Thank you very much.
Being mindful not to psychoanalyze anyone via the internet, but it seems to me that kind of explosive anger and violence is not a discipline problem that a boot camp could deal with, but rather an emotional/mental problem. I’ve raised 3 teenage boys and while they had a tendency to blow up on occasion, it was never violent or threatening. Just the usual angsty teenage stuff due to hormones and a burgeoning desire for independence.
I’d hope that since the father is a doctor he’s gotten this boy some help. Of course the first priority is making sure the family is safe.
I see from the comments that he has been professionally evaluated. I second a residential treatment facility, but those religious or boot camp ones seem troublesome.
Second Nature,
I concur with your comment about emotional mental health problem.
They`ve basically exhausted the medical avenues accessible to them, which as a doctor himself, the father has plenty of.
“Of course the first priority is making sure the family is safe.”
Absolutely!
a dear friend is going through something similar with her 17 year old. She’s got lots of experience helping similar situations in her circle of loved ones and suspects that diet and sleep cycles are two of the first levers that can be “pushed” — kids who have issue and get into monster drinks, caffeine boosts, end up with totally crappy sleep cycles. Think “new parents” who get no sleep, only mix with nearly no experience being a responsible adult and the horrendous diet that teens can get from convenience stores.
Just a thought. I hope it works out for your friends.
Thank you Martini,
Actually sleep cycles have been in the picture, but these are very conscientious parents with very healthy eating habits.
When I was over there the other day, I was also returning a glass pie pan.

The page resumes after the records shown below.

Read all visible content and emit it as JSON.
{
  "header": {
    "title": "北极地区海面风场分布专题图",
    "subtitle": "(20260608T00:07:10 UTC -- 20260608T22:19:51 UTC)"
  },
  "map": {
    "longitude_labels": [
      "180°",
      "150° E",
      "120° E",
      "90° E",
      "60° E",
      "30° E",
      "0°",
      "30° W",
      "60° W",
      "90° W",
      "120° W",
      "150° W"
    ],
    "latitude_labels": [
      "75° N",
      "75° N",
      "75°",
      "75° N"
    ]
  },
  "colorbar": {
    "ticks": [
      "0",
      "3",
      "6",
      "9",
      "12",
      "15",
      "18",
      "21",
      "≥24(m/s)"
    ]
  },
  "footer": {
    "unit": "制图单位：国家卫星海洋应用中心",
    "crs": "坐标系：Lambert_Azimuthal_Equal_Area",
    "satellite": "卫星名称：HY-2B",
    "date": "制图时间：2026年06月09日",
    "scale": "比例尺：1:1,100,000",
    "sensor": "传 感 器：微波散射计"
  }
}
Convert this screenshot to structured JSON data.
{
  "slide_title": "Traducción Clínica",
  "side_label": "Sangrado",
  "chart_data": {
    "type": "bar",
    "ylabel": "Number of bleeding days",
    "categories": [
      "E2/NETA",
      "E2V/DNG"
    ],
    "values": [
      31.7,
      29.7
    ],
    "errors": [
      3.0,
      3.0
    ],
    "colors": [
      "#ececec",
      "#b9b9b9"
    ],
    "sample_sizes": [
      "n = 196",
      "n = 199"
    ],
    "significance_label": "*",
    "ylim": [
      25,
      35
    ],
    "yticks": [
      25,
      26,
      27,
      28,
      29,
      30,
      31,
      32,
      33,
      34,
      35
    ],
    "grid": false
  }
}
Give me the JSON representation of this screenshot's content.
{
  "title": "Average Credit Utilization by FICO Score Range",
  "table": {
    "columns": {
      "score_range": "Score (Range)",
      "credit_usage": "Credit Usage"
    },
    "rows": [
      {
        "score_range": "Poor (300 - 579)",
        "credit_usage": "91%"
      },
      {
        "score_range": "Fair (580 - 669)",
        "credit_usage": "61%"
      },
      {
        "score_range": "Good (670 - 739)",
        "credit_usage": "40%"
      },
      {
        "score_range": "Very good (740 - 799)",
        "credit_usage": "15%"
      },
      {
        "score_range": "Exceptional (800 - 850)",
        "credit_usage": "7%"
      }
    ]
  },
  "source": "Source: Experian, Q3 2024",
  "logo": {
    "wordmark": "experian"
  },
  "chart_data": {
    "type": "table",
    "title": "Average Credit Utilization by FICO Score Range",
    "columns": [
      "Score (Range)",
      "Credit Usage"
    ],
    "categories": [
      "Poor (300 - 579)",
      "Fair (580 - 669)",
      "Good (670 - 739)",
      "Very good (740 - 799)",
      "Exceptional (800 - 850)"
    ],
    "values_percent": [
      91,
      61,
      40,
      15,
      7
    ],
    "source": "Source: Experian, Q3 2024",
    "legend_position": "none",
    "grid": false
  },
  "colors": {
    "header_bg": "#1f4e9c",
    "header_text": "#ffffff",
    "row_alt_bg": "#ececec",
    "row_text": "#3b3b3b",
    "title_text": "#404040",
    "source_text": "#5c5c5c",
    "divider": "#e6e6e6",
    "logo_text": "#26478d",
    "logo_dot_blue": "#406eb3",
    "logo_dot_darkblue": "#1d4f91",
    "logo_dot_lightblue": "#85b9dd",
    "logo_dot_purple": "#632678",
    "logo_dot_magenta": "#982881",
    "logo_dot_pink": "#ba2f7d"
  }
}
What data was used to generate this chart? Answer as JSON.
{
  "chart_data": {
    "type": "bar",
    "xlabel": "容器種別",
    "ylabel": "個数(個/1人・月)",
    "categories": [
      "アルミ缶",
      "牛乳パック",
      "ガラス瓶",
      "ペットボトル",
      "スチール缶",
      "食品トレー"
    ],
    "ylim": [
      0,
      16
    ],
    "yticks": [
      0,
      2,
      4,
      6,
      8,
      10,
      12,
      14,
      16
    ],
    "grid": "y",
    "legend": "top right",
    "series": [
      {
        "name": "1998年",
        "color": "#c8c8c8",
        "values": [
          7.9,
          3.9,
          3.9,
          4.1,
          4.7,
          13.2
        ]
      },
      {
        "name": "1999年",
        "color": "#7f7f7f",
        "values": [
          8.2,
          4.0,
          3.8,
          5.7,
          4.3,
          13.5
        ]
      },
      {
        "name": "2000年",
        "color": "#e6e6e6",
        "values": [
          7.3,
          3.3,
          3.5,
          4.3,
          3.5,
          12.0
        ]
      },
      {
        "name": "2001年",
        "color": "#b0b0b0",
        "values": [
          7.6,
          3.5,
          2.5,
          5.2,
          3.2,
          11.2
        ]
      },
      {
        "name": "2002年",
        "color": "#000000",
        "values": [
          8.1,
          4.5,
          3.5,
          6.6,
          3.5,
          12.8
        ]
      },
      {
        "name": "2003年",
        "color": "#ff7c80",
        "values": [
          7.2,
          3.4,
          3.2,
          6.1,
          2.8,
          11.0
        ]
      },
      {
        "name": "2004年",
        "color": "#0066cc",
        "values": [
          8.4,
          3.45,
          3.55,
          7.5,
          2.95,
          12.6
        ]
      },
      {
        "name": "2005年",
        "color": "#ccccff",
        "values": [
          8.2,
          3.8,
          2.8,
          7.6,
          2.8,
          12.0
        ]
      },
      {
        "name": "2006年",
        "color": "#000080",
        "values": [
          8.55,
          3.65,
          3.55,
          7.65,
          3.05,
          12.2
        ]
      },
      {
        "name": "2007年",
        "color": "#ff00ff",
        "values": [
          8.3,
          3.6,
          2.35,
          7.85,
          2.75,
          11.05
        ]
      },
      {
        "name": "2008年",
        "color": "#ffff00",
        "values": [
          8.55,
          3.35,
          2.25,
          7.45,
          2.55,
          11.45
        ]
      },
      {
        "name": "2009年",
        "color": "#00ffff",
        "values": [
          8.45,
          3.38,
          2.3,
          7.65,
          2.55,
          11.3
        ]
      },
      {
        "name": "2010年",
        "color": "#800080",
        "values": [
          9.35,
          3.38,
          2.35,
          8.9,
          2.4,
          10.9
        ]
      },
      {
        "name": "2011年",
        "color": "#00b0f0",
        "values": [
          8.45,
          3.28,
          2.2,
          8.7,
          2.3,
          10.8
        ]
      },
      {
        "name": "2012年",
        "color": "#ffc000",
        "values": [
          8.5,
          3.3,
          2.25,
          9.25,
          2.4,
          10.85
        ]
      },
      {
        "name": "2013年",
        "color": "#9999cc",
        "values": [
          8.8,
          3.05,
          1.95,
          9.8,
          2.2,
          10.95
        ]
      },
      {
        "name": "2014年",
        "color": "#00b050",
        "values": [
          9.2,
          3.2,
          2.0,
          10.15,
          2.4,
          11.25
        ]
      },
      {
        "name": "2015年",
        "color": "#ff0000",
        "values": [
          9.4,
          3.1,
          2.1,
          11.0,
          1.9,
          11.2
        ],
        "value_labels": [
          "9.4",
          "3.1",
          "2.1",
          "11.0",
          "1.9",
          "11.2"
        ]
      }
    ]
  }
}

The dad had brought us a still warm, home baked apple pie, for us having taken care of their family dog while they had to be out of town.
.
(Examiner) – According to documents, when 7 year-old Gabriel Myers first entered the system, he had with him a prescription bottle of Adderall XR, a drug typically taken for ADHD. The DCF documents show Gabriel began seeing a psychiatrist soon after entering the foster care system.
The psychiatrist later prescribed Lexapro, a drug for depression and anxiety, and Vyvanse for the child’s ADHD. In March, doctors took Gabriel off Lexapro, and put him on Symbyax, also for depression and possible schizophrenia.
All three of the drugs have an FDA-mandated “black box” warning — a statement on the prescription’s box which describes its possible adverse reactions, including suicidal thoughts. Source: CBS News
“In 2003, the 7-year-old’s mother, Candace Myers, was arrested by Hallandale Beach police on charges of cocaine possession and driving under the influence. But it wasn’t until a similar arrest last June by the same police agency that a judge ordered the child be removed from his mother’s custody. He had been found in a car with his unconscious mother, surrounded by powdered cocaine and crack cocaine.”
The Gabriel Myers bill passed the Senate Judiciary committee on April 14th, 2010.
"But I will not let myself be reduced to silence."
Thanks for posting this and for the links. A 7 yr old commits suicide? what have we come to! So sad.
Oui,
Thanks again for another facet.
The young man in this case has often brought up that he has nothing to live for.
He`s mentioned that if the cops are called he would, in essence, create a “suicide by cop” situation.
That suicide by the 7 year old in the link is so horribly sad.
An acquaintance of mine wound up placing her teen son in a group home after several physical assaults, but he seemed a bit more challenged mentally than the child you describe. I understand he is doing well in that environment and his mom now has a normal life again. A bad situation at best. I wish for your friend a good outcome.
Hi Indianadem,
Thanks for an uplifting & encouraging comment.
I will be forwarding the whole thread to the dad in a few minutes.